Jim glanced up at them again. "Hey, don't worry about us, Katie. We're doing just fine. He'll be happy to have you home, but you gotta make it home first. You hear me?"

"I hear you." She ran her fingers over the image of James still squirming in Jim's arms, and Castle just gave up and held the phone so she could.

"Rick. You do what you have to do so you both get back here."

"Yes, sir."

"Son," he warned, shaking a finger. "None of that sir business."

Castle nodded tightly, felt Kate's mouth pushed against his shoulder in a kiss. "Thanks, Jim."

"Now, let's see if we can't get James to give some more kisses. Without wrecking my computer. James, hey buddy, see Mommy and Daddy?"

James stopped wriggling so hard and turned to look where Jim was pointing. He clapped his hands together and leaned forward again, a nosedive towards them, and Kate laughed, drew the phone closer to her.

They went through a few rounds of kissing before James started yawning and rubbing his eyes. Jim patted his back and said something about bedtime, but then James twisted in his grandfather's arms and reached for Kate.

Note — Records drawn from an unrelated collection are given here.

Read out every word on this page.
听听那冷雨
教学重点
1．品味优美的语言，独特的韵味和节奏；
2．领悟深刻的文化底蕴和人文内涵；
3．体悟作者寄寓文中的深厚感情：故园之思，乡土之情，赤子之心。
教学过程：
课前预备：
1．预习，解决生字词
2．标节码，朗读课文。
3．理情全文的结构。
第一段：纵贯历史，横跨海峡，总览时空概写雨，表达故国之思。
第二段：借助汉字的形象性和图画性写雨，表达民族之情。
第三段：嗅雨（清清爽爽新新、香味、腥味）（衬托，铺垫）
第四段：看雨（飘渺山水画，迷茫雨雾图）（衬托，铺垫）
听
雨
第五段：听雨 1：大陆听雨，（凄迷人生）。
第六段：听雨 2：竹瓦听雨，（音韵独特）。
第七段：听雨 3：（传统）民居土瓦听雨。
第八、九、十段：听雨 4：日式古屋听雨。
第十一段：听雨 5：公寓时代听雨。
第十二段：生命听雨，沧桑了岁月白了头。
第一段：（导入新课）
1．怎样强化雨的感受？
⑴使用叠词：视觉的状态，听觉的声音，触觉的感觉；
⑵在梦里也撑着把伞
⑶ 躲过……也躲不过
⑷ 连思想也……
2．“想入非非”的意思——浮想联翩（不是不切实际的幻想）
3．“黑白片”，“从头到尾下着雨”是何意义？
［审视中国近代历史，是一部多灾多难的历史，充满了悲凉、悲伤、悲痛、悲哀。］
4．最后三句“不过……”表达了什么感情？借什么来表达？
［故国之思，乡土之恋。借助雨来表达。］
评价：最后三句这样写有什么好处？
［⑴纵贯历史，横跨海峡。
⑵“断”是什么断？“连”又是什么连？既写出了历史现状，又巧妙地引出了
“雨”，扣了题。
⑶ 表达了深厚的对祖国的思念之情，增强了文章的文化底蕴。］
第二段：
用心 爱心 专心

Hands out, pleading in his eyes, and Kate sucked in a pained breath beside him.

Jim's face shadowed as James began to whimper; her father leaned in to the laptop, cradling James like a baby against his chest. "Love you guys. I'm going to put him to bed. Bye."

And just as Jim shut the laptop, Castle could hear the sharp, pitiful cry of their son calling for her.

"Fuck," Kate moaned.

Just like that, everything felt a hundred times worse.